As traders and investors go from upbeat positive feelings to negative feelings they will decide it is not worth it to own any risky financial products so they will sell
them. That selling pressure immediately causes a disruption in the order flow, and based on the simple logic of supply and demand, the market will start moving
lower as people continue to get rid of their investments. Your statement was that at this time of mood shift there will still be some positive sentiment left in the
market. But those positive feelings you are referring to are dealing with economic and other social areas where it takes time for there to be a reversal in trend. For
instance, it took the housing market so long to collapse because it simply takes so much time to come to the decision to sell the house and get it on the market.
That time element causes a delayed reaction.

While the mood shifts are quick, it simply takes time for economic, political, etc trends to work themeselves into a reversal of trend, whereas the financial markets
can react instantly to changes in mood and opinion. This is why we always see the financial markets move before the economic trends change. If the "news"
drove the markets then we would see some economic event happen before the markets changed trend direction, and that is something that does not happen.

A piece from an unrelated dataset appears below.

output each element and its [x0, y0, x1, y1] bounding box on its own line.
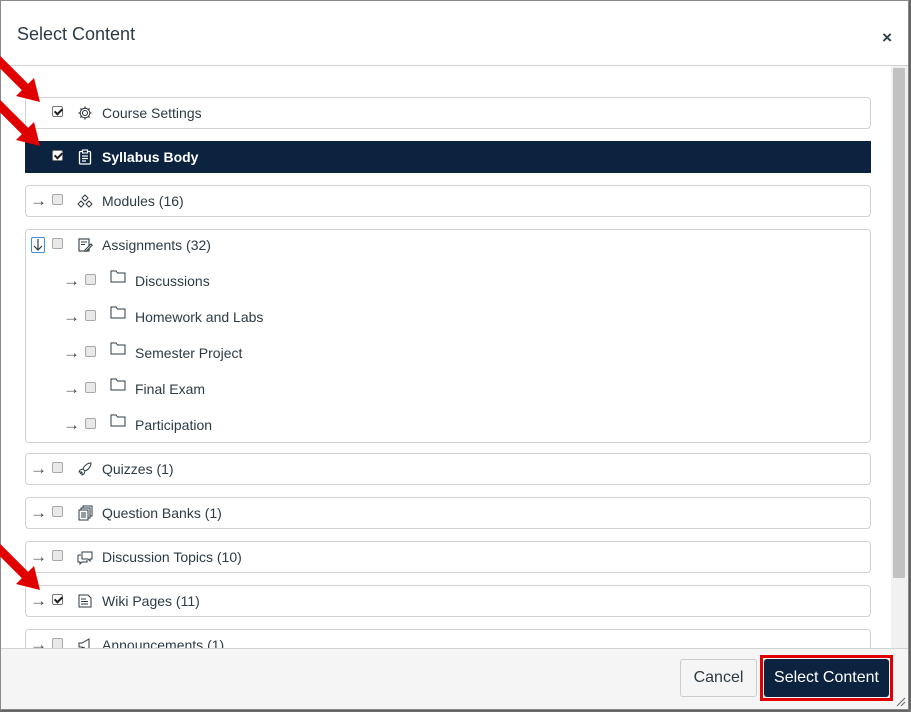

My bottom line is that the social mood and psychological theories of the markets are more believable because there is more evidence, reason, and logic that
supports them than there is supporting theories that the "news" is the driving force of the market. And it's important to realize that the effecient market
hypothesis and the idea that the markets are driven by news is in fact only a theory. One of the most blaring things that discredits this theory is what we do here
in this message board every day... Elliott Wave analysis. If the markets were really driven by random news events the basic EW patterns would not occur time and
time and time again as they do. Think about it, if markets are driven by random events, how can they be patterened? If you really believe that news drives the
markets, and you also believe in the Elliott Wave theory, then you must also believe that the news events are also patterned. Under that theory, that would be the
only way for the markets to be able to be driven by news and still be patterened. So now the question becomes... What causes the news events to be patterened?
Social mood perhaps?

The EUR/USD has finally dropped to new lows, resolving the A-B-C rise, so I've closed out most of my short positions and am waiting to see what unfolds next.